Like Tesla, many other EV producers have started feeling the pressure from this recent sell-off. Industry competitor NIO also saw its share price tumble 24% in just over 1 month. Meanwhile, mainstream manufacturers Volkswagen, GM, and Ford all experienced a rise in share prices as investors acknowledge their EV production efforts. As former Tesla board member Steve Westly stated, “Tesla is not going to be king of the hill in electric forever”, as its market share has been eroding at an increasing pace in recent months. While delivering fewer EVs, Volkswagen has seen its numbers triple in less than one year despite an overall decline in deliveries over the same period. The introduction of the iD3 and the freshly announced Porsche Taycan Cross Turismo have allowed the VW group to take the fight against their Californian competitors. Furthermore, Rivian’s forthcoming IPO represents a real threat to Tesla’s dominance in the market.

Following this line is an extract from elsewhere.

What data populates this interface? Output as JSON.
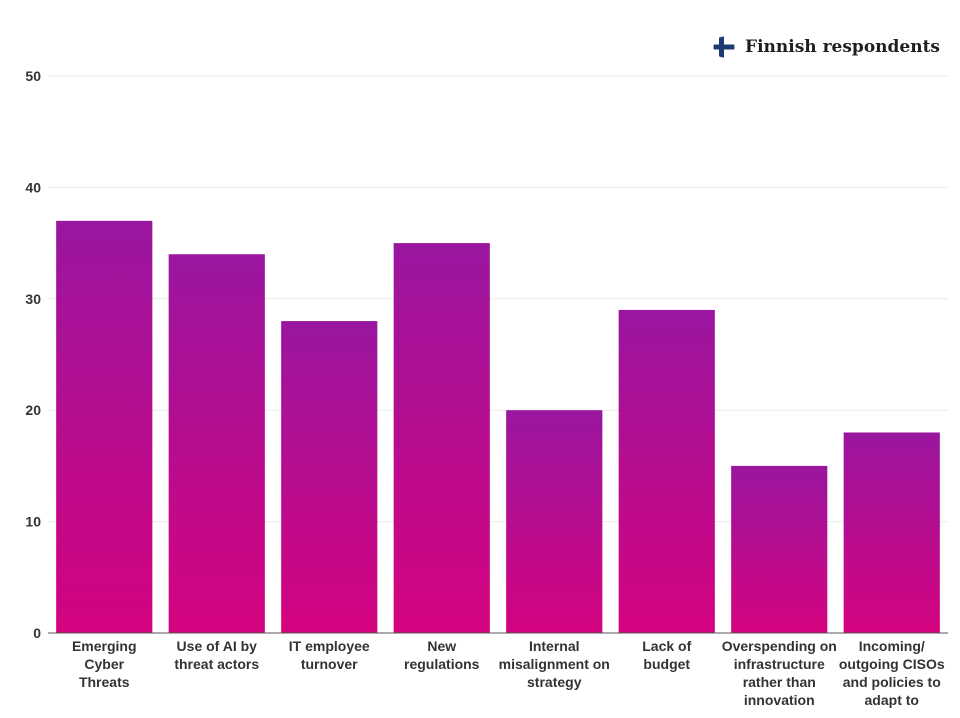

Rivian R1T, competitor to Tesla's Cybertruck


INVESTOR SKEPTICISM


Earlier this year, long-time Tesla backer Ron Baron of Baron Fund began a 1.8m share sell-off, despite maintaining that the stock had the potential to grow past $2000. According to Nick Colas, co-founder of DataTrek Research, this move could just be “part of the process” for billionaires like Baron. However, retail investors should take note, as these decisions come after months of planning and billions spent on research. When it comes to Tesla itself, Mr. Colas believes that this dip in stock price comes as a result of the lockdown induced ‘tech-frenzy’ drawing to an end. In fact, over the past year, retail and institutional investors alike pumped millions into Big Tech and in particular Tesla. Now, with normality in sight, investors are looking for new opportunities elsewhere, dragging the price of tech-stocks down.


WHAT'S NEXT?


Rather than a deterioration of company fundamentals, this recent Tesla slump seems to reflect a difficult time for the industry as a whole, with market conditions no longer favouring high-growth tech stocks. Nonetheless, Tesla needs to work towards fending off industry competition and maintaining its status as king of the EV market. This is even more relevant today given the expected surge in demand for electric vehicles in the coming years.


This article was written based upon the facts that unfolded before 8th March 2021. The following day, Tesla shares rebounded, rising over 17% and spearheading the resurgence of Big-Tech as a whole. Many have attributed this bounce back to a slowdown in the sell-off of government bonds combined with the underpriced nature of the stocks themselves.


If anything, these recent developments highlight the prevailing volatility within the market.